The inflation data would normally warrant tighter monetary policy. But the same war driving inflation is also increasing the risk of an economic recession — which would normally warrant looser policy. This is the core of the Fed's problem.

Goldman Sachs raised its 12-month recession probability to 30% this week, up 5 percentage points from its prior estimate, per CNBC and Fortune. Goldman also revised its full-year GDP growth estimate down to 2.1%, per Fortune. Importantly, Goldman stressed a recession is still not its base case.

Moody's Analytics' model raised its recession outlook to 48.6% for the next 12 months, per CNBC, with chief economist Mark Zandi warning it could easily cross 50% if oil prices remain elevated, per TheStreet. Wilmington Trust put the odds at 45%, per CNBC. EY Parthenon set its estimate at 40%, with the caveat that those odds could rise, per CNBC.

CNBC described the situation bluntly: "The concerns about inflation come at the same time as Wall Street economists have boosted probabilities for a recession in the next 12 months."

Historical Context: The Stagflation Precedent

The combination of rising inflation and rising recession risk — where the Fed cannot address one without worsening the other — is the textbook definition of stagflation. The United States has experienced two major stagflation episodes: the oil shocks of 1973–75 and 1979–80, both triggered by Middle Eastern geopolitical events that disrupted global oil supply.

In both cases, the Federal Reserve faced the same dilemma now emerging: raising rates to combat inflation risked pushing an already-weak economy into deeper recession, while cutting rates to cushion a slowdown risked allowing inflation to become entrenched. Fed Chairman Paul Volcker's eventual decision to aggressively raise rates beginning in 1979 — the benchmark funds rate briefly exceeded 20% — successfully broke the inflationary cycle but caused the severe recession of 1981–82, with unemployment peaking at 10.8% in November 1982 per the Bureau of Labor Statistics.
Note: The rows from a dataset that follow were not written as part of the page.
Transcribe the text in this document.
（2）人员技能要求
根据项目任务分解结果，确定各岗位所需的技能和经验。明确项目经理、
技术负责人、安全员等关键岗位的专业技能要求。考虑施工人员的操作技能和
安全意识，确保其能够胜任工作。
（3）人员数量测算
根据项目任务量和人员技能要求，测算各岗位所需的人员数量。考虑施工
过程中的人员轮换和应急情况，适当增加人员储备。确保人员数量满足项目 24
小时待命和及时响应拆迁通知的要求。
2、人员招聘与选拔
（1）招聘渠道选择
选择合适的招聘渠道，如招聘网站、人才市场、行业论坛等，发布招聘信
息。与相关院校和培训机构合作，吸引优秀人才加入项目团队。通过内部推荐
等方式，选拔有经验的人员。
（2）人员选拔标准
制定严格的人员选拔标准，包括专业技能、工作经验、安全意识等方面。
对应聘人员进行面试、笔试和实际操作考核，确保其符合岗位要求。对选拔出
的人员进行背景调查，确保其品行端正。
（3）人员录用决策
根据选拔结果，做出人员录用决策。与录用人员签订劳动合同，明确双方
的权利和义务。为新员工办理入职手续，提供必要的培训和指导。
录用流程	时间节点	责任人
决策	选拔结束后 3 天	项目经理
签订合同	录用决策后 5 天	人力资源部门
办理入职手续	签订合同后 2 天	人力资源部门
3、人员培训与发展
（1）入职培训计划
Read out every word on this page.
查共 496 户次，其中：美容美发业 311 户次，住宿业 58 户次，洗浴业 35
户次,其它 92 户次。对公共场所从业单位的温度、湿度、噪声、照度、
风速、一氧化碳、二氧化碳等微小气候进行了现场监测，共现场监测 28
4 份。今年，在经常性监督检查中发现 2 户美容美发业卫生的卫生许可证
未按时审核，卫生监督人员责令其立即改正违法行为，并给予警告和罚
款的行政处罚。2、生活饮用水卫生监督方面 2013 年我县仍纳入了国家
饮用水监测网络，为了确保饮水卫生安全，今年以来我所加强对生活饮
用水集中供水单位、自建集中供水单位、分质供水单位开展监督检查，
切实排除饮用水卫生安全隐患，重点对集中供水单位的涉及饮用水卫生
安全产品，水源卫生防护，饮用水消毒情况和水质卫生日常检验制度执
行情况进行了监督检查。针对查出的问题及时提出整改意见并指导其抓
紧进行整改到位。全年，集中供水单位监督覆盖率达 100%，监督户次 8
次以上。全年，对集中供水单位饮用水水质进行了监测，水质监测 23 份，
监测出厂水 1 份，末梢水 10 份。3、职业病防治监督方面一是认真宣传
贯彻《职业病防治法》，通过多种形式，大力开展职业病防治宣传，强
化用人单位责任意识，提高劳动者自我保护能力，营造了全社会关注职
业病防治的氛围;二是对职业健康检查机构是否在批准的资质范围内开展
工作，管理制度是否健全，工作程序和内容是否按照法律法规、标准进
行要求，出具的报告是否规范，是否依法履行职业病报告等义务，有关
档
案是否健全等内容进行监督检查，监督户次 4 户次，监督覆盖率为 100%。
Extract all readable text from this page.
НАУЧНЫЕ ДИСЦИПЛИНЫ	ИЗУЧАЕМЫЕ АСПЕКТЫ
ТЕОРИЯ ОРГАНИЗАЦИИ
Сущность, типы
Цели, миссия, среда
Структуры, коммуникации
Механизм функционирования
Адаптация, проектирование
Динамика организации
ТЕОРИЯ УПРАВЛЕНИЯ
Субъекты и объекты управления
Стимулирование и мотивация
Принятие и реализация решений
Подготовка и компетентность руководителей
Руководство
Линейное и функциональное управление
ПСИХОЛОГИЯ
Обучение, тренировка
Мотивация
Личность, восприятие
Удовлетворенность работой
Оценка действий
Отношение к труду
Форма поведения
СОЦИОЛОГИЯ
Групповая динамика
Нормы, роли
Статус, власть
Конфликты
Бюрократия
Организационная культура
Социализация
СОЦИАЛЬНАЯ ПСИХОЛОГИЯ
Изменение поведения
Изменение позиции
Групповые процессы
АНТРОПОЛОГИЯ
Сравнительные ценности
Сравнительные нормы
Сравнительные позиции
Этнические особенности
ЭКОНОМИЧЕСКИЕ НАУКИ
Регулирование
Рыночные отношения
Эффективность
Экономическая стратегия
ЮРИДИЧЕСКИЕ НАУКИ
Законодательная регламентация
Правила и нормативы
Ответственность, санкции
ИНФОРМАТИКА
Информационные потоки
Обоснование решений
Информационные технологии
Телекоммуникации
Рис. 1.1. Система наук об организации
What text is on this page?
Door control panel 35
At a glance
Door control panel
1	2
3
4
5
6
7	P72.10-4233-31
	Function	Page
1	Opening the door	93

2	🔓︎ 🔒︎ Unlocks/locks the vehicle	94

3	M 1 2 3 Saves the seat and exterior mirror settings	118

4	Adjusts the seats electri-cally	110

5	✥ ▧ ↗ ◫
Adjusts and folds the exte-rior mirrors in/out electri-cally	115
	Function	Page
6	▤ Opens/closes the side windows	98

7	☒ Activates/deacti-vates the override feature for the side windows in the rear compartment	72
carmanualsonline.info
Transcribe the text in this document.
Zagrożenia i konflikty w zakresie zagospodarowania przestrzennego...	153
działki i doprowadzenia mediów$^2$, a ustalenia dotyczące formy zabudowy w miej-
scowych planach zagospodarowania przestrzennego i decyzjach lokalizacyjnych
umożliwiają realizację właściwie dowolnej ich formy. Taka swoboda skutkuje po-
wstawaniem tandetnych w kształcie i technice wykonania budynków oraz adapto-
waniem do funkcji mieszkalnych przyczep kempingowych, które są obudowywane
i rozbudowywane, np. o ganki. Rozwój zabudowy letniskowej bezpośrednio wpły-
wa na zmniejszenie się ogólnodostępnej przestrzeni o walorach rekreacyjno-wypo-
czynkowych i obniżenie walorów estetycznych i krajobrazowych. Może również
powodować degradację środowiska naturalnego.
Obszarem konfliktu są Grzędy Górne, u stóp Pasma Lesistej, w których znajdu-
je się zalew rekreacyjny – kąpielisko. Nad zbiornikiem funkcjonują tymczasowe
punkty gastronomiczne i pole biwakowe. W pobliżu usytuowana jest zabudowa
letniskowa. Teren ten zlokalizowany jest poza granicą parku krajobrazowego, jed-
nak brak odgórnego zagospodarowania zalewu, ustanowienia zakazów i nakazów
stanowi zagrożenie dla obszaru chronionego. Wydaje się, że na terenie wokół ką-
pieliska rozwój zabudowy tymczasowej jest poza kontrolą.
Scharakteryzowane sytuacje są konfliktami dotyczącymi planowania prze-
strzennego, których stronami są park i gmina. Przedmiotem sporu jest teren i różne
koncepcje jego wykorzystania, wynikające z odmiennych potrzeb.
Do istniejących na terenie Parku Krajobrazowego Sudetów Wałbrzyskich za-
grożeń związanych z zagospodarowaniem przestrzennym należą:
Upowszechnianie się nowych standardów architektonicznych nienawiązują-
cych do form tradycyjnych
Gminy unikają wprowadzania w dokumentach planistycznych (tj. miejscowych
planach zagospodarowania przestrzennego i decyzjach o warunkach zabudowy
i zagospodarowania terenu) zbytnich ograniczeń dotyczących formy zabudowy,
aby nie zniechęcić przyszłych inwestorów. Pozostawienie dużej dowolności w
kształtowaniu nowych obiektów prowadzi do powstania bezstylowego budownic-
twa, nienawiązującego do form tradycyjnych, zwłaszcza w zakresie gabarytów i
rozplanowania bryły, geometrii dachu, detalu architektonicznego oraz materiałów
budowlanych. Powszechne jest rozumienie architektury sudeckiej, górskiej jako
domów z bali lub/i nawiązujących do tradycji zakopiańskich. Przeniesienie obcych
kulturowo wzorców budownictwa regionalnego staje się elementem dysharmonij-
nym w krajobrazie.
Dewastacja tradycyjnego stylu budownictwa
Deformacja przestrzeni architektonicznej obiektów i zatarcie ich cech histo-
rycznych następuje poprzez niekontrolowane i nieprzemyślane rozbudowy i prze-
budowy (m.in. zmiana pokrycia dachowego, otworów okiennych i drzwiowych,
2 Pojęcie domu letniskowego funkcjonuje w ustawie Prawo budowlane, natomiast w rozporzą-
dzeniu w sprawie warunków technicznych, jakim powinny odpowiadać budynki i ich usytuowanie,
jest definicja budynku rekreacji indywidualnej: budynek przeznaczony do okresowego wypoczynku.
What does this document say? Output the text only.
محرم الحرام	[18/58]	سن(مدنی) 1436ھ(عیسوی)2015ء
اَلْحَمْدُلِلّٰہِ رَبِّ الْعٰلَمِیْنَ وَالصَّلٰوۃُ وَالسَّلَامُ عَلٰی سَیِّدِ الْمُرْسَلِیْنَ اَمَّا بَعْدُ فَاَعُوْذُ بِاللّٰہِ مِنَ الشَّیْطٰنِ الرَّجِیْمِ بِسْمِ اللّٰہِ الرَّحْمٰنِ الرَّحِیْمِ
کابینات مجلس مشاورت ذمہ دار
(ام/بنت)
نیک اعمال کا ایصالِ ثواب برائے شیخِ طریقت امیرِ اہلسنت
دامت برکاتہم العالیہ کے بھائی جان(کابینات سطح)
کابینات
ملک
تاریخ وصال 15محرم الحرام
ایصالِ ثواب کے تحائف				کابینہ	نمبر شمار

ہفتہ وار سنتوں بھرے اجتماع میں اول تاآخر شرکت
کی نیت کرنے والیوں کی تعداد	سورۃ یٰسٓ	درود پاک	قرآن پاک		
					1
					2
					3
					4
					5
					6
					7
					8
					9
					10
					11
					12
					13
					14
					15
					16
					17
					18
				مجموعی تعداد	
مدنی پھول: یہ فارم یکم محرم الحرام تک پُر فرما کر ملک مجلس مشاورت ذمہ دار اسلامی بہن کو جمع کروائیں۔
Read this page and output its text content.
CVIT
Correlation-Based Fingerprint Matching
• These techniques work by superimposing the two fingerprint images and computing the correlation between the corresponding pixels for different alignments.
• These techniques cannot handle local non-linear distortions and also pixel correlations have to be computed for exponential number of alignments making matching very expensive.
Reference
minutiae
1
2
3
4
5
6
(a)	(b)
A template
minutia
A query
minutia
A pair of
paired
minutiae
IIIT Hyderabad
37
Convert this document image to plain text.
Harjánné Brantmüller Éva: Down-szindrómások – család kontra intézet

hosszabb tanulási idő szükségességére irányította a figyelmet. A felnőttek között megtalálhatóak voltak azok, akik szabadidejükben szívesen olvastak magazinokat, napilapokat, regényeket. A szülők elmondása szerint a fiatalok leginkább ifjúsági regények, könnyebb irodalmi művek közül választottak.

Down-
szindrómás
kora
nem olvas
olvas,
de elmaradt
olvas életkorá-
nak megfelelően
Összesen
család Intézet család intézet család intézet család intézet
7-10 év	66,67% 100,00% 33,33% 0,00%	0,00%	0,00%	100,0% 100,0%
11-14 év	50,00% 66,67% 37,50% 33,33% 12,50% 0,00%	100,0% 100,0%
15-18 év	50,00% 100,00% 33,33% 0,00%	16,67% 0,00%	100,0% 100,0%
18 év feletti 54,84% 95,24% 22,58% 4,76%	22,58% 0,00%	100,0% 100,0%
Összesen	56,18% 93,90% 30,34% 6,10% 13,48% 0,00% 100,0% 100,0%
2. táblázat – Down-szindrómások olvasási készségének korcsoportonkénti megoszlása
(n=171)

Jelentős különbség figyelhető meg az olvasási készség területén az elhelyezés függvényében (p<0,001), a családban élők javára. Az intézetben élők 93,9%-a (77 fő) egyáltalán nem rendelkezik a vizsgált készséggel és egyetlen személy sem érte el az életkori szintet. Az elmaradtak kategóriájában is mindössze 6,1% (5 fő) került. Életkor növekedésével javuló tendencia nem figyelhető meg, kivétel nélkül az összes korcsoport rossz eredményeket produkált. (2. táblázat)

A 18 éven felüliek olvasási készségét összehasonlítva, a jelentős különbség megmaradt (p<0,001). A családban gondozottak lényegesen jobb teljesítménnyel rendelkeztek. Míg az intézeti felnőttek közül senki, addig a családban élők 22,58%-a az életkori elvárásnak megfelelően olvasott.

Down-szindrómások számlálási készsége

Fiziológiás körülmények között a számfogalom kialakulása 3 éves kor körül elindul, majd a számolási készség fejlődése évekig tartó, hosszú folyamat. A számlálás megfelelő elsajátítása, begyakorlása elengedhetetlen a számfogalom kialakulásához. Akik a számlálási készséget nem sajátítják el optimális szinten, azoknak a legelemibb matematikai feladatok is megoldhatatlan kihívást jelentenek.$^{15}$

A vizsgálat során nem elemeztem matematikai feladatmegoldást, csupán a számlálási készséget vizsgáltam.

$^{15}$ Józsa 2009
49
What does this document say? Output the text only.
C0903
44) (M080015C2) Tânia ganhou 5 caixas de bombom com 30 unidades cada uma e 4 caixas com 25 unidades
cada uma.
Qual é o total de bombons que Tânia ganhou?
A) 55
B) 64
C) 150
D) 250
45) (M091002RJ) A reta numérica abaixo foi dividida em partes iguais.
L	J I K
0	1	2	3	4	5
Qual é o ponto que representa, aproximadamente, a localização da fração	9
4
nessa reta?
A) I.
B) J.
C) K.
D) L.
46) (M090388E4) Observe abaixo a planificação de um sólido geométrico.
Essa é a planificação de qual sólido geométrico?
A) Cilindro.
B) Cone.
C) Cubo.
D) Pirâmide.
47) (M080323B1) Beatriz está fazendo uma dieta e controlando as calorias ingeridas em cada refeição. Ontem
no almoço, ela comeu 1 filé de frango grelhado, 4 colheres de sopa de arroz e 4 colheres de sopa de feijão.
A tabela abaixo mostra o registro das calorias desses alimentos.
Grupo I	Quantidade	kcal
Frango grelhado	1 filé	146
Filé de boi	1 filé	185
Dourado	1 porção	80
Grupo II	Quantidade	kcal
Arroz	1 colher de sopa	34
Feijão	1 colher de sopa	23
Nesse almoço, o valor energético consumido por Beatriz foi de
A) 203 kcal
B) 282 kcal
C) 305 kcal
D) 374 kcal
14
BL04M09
The current situation differs in key respects from the 1970s: US energy production is far higher today than in 1973, limiting but not eliminating the inflation pass-through from an oil price shock. However, the Hormuz blockade is significantly more severe in geographic scope than either 1973 OPEC embargo — it directly constrains Gulf shipping to all destinations, not just selective embargoes on specific countries.

What the Fed Cannot Control

Federal Reserve monetary policy cannot reopen the Strait of Hormuz. It cannot reduce oil prices through interest rate policy. Whether rates rise, fall, or hold, the supply-side shock that is driving inflation remains in place until the war ends or the Strait reopens.

This is the key constraint FOMC Vice Chair Jefferson acknowledged. A rate hike would raise borrowing costs for consumers and businesses at a moment when economic activity is already slowing — potentially tipping a fragile economy into recession. Holding rates steady allows inflation to continue running above target. Cutting rates would risk an inflation shock becoming entrenched.

The Fed's "current policy stance," which Jefferson described as "well positioned to respond to a range of outcomes," is a hold — which itself is a bet that the war ends before the inflation becomes sticky. That bet is running out of time as the war enters its second month with no ceasefire in sight.